Pomimo, że dziś o poranku możemy obserwować nieznaczne odreagowanie na EURUSD, tak notowania głównej pary walutowej pozostają tuż poniżej poziomu 1,08 USD, czyli cały czas bardzo blisko minimów ustanowionych w minionym tygodniu. Długoterminowy trend na parze EURUSD jest wciąż spadkowy, a dzisiejsze nieznaczne podbicie analizy traktować jedynie jako korektę. Jeden z członków FOMC – Bullard powiedział, że inflacja jest za wysoka i że nie można wykluczyć podwyżki o 75 punktów bazowych na jednym z posiedzeń. Niemniej dodał on także, że scenariusz bazowy nie zakłada powyżej wyższych niż 50 pb. Wypowiedzi kolejnych członków Rezerwy Federalnej mogą mieć wpływ na nastroje rynkowe. Dziś przemawiać będzie także Charles Evans – szef fed z Chicago. Poza tym, nagłówki dotyczące tego co dzieje się na Ukrainie, a także w Chinach również będą są śledzone przez inwestorów.

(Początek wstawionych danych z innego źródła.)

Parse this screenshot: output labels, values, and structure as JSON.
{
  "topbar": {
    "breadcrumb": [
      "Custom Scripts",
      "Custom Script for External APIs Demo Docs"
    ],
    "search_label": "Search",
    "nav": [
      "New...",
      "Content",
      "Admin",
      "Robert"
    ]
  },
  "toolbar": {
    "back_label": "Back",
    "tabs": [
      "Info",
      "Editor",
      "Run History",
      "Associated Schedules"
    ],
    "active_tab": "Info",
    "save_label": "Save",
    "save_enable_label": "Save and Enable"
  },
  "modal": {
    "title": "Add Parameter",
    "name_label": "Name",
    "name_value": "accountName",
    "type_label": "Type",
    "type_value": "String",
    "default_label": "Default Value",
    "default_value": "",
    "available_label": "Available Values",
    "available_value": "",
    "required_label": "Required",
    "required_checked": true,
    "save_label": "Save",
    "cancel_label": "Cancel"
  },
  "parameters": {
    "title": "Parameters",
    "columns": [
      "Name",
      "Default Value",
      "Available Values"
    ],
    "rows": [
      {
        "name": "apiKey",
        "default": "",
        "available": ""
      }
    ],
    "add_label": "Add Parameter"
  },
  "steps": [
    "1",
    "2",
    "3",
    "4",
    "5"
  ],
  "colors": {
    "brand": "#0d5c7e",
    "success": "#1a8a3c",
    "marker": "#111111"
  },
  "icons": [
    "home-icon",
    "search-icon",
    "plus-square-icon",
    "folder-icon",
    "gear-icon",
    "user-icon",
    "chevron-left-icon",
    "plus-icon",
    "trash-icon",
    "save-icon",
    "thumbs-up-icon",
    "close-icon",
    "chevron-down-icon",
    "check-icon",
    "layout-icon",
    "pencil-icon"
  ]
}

Jeśli chodzi o polskiego złotego, wtorkowy poranek nie przynosi większej zmienności. Nasza krajowa waluta nieznacznie traci względem euro, dolara, franka i funta. Notowania EURPLN rosną najmocniej, ruch sięga tutaj 0,35% na niekorzyść PLN. Z kolei CHFPLN i GBPPLN zyskują około 0,15%, podczas gdy USDPLN jest notowany zaledwie 0,05% wyżej. Za jedno euro zapłacimy 4,6311 zł, za dolara 4,2880 zł, frank kosztuje 4,5383 zł, a funt 5,5800 zł. Dzisiejsze dane o inflacji bazowej za marzec, które poznamy o 14:00 raczej nie powinny mieć dużego przełożenia na notowania par z PLN, cięzko tutaj bowiem o duże zaskoczenie.